When asked by POLITICO last week whether Dolly’s death influenced the ruling to eliminate GW950m, Kreutz insisted it hadn’t.
“The attack on Ms. von der Leyen’s pony was not the reason,” she wrote in an email, adding that the application to have GW950m removed was filed earlier.
Indeed, according to the official certificate permitting his killing (a copy, which after redaction to comply with GDPR rules, was viewed by POLITICO), the initial request to take out GW950m was filed on August 31, the day before Dolly’s untimely demise.
The only question: by whom?
A spokesperson for the Commission insisted it wasn’t von der Leyen.
“The Commission and the president are not involved in any way in the decision,” he said.
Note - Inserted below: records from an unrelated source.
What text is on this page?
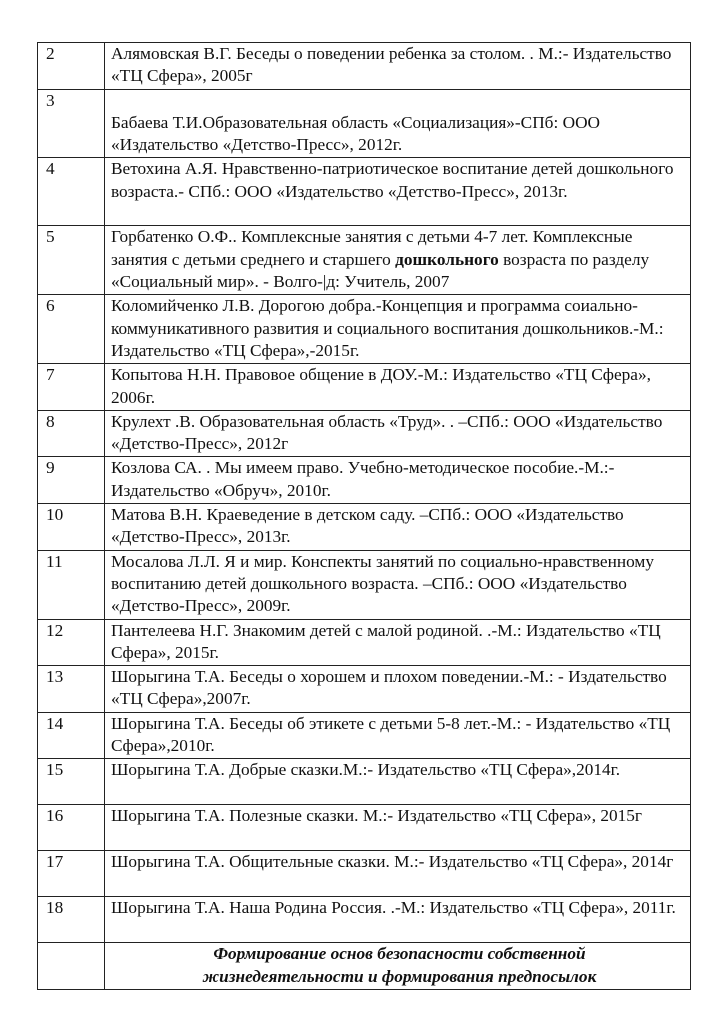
2	Алямовская В.Г. Беседы о поведении ребенка за столом. . М.:- Издательство «ТЦ Сфера», 2005г
3	Бабаева Т.И.Образовательная область «Социализация»-СПб: ООО «Издательство «Детство-Пресс», 2012г.
4	Ветохина А.Я. Нравственно-патриотическое воспитание детей дошкольного возраста.- СПб.: ООО «Издательство «Детство-Пресс», 2013г.
5	Горбатенко О.Ф.. Комплексные занятия с детьми 4-7 лет. Комплексные занятия с детьми среднего и старшего дошкольного возраста по разделу «Социальный мир». - Волго-|д: Учитель, 2007
6	Коломийченко Л.В. Дорогою добра.-Концепция и программа соиально-коммуникативного развития и социального воспитания дошкольников.-М.: Издательство «ТЦ Сфера»,-2015г.
7	Копытова Н.Н. Правовое общение в ДОУ.-М.: Издательство «ТЦ Сфера», 2006г.
8	Крулехт .В. Образовательная область «Труд». . –СПб.: ООО «Издательство «Детство-Пресс», 2012г
9	Козлова СА. . Мы имеем право. Учебно-методическое пособие.-М.:- Издательство «Обруч», 2010г.
10	Матова В.Н. Краеведение в детском саду. –СПб.: ООО «Издательство «Детство-Пресс», 2013г.
11	Мосалова Л.Л. Я и мир. Конспекты занятий по социально-нравственному воспитанию детей дошкольного возраста. –СПб.: ООО «Издательство «Детство-Пресс», 2009г.
12	Пантелеева Н.Г. Знакомим детей с малой родиной. .-М.: Издательство «ТЦ Сфера», 2015г.
13	Шорыгина Т.А. Беседы о хорошем и плохом поведении.-М.: - Издательство «ТЦ Сфера»,2007г.
14	Шорыгина Т.А. Беседы об этикете с детьми 5-8 лет.-М.: - Издательство «ТЦ Сфера»,2010г.
15	Шорыгина Т.А. Добрые сказки.М.:- Издательство «ТЦ Сфера»,2014г.
16	Шорыгина Т.А. Полезные сказки. М.:- Издательство «ТЦ Сфера», 2015г
17	Шорыгина Т.А. Общительные сказки. М.:- Издательство «ТЦ Сфера», 2014г
18	Шорыгина Т.А. Наша Родина Россия. .-М.: Издательство «ТЦ Сфера», 2011г.

	Формирование основ безопасности собственной
жизнедеятельности и формирования предпосылок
An accomplished rider who grew up in the saddle, von der Leyen has not been (perhaps understandably) particularly understanding about the slaughter of one of her favorite horses.
Even so, few would have expected the ever-smiling von der Leyen to reveal herself as a wolf in sheep’s clothing either.
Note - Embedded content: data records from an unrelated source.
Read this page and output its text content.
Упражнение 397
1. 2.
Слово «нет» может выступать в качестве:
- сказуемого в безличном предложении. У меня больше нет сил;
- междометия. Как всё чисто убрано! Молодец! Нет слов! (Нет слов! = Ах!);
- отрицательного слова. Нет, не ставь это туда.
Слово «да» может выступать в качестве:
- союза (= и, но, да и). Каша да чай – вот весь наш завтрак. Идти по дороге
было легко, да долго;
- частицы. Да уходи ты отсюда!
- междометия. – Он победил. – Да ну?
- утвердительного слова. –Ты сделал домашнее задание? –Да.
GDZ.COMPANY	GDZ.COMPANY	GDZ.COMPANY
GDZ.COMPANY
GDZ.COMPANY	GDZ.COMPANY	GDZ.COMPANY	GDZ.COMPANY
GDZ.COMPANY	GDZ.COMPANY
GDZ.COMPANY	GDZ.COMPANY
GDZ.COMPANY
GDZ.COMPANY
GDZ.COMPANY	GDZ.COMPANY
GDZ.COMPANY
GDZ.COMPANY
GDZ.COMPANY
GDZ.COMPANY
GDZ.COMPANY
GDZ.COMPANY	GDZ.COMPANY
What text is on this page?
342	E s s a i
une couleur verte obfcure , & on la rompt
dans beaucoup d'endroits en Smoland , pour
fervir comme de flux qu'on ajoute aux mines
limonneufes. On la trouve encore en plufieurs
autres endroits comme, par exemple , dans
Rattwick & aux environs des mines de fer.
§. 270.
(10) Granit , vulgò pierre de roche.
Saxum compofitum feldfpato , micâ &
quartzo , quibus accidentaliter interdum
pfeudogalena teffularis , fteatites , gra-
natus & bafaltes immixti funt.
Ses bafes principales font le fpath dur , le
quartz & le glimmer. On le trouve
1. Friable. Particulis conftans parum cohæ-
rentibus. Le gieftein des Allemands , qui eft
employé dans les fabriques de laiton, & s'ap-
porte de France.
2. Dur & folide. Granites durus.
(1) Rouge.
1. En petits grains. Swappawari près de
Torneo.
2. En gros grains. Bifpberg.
Instead of a Christmas amnesty for GW950m, the former German defense minister pulled out the big guns, putting not only Dolly’s killer in her sights but his entire tribe.
In the weeks following Dolly’s death, von der Leyen ordered Commission officials to reevaluate the rules strictly protecting wolves in Europe. In late November, she called for an "in-depth analysis" into the wolf menace after reports of increased attacks on livestock, especially in the Alps.
“There have been numerous reports of wolf attacks on animals and of increased risk to local people,” von der Leyen wrote in a letter to Christian Democratic MEPs, seen by POLITICO and first reported by taz. “Understandably, this situation raises questions in the affected regions about whether the current protection status of wolves is justified.”
European farmers have been complaining about wolves for years. The question is whether the death penalty is the answer.
Wolves had disappeared altogether in von der Leyen’s home region until wildlife preservation efforts led to their reemergence about 15 years ago.
Since then, their presence has been a source of constant tension. With about 1,200 wolves prowling across Germany, annual livestock losses have shot into the thousands.
Even with the larger wolf population, the predators rarely prey on horses.
“A wolf is a wolf, but this individual wolf probably learned that it’s possible to attack and take horses,” said Frank Faß, a German wolf expert, referring to GW950m, adding that the case was still the exception to the rule.
Though Faß said he appreciates the arguments for eliminating a wolf behind a killing spree like GW950m’s, hunting the animals (authorities enlist local hunters for the task) is easier said than done. Faß says that special fencing, though expensive, is a better remedy.
“What we’ve seen in Lower Saxony is that when a wolf gets shot it’s never the right one,” he said.
Indeed, GW950m is living proof of that fact. Authorities first put him on their hitlist in 2021 but took him off after a hunter shot and killed a female member of what has come to be known as the “Burgdorf Pack.”
For now, GW950m remains a fugitive. The current bounty on his head expires on January 31, after which he’ll again be free to roam.
Unless that is, the Commission president gets in his way.